Lost in love

September 02, 2016 03:51 pm | Updated September 22, 2016 04:43 pm IST

I may be making a living by stringing together sentences in English — decently, I would like to believe — but the truth is that expressions such as ‘past participle’ or ‘gerund’ or ‘auxiliary verb’ are all Greek to me. I know nothing about grammar and I prefer it that way, because to be aware of what grammar rules you are applying while constructing a sentence is a lot like being aware of what chemicals are at work in your brain when you feel you are in love.

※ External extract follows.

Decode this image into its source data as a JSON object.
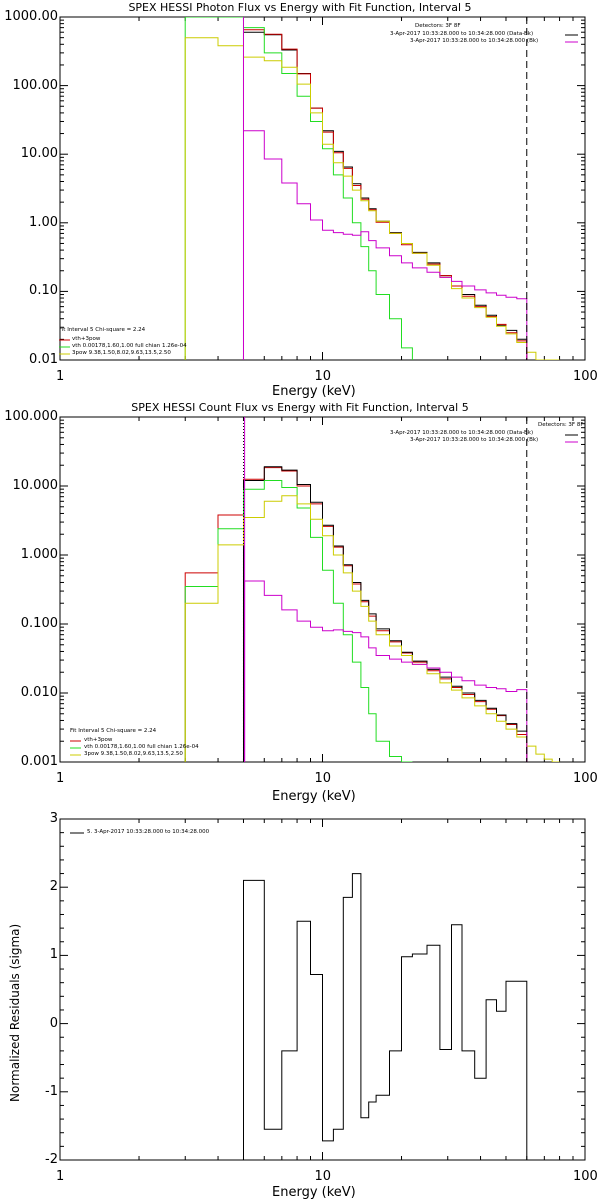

That reminds me, that’s the only thing I remember from my grammar classes: love, because it would be served as an example of abstract noun. Perhaps love was given as an example because it was the easiest to relate to: we love our parents, we love our kids, we love our dogs, we love our country (very important to do so these days), and so forth.

But what exactly does love mean? Have we ever looked up the dictionary? I did that just now, before starting to write this piece, and the online Oxford dictionary defined it thus: ‘A strong feeling of affection’ and also ‘a strong feeling of affection and sexual attraction for someone.’ That’s pretty much what we already knew even without the help of the dictionary.

Since I haven’t lived anywhere abroad long enough to understand their culture, I can only talk about India, and love, in India, has so many grotesque and violent faces that it is often impossible to find the original face — that’s love. Sometimes I even wonder whether love is the drainpipe through which we let out our ugly emotions — or is it that love, like the powerful magnet attracting killer nails, brings out the nails hiding inside us.

I know of numerous couples who love-married, and who, even after years of marriage, remain highly possessive and deeply suspicious of their spouses. I know of a man — the husband of a schoolmate of mine — who takes his wife’s phone as soon as he gets home from work and goes through the messages and call lists. I know of a woman who, as soon as the husband gets home from work, checks his WhatsApp messages and call lists: she doesn’t bother checking his Facebook messages and emails because she knows the passwords anyway. Where is love here?

Then there are cases — ah, plenty of them — when the husband or the wife discovers that the spouse has been up to some hanky-panky. The reactions vary and sometimes result in murder, like in the widely-publicised Nanavati case of 1959, when a naval officer, Commander K.M. Nanavati, upon finding that his wife was having an affair with a friend, shot the friend while sparing his wife. I also know of a wife who, upon finding that her husband was having an affair with a colleague, barged into his office and beat up the “home-wrecking” woman with her sandals. Where is love here?

And nothing scars love more than one-sided love. Commercial Indian cinema always shows one-sided love eventually blossoming into mutual love. For example, you often see a worker in a mill falling in love with the mill owner’s daughter, singing a few songs with her along the way before eventually marrying her. These things don’t happen in real life, but such asinine stories do have an impact on real life.

A young man waits for his bus in the bus-stop. He spots a young woman and instantly falls in love with her. A few days later, he walks up to her and professes his love for her. The woman, who hadn’t even noticed him all this while, asks him to get lost. The young man, feeling spurned after having decided that she can belong only to him and no one else, decides to kill her and then kill himself. Where is love here?

Recently a string of such love-related deaths happened in Tamil Nadu, which is what made me look up the definition of love.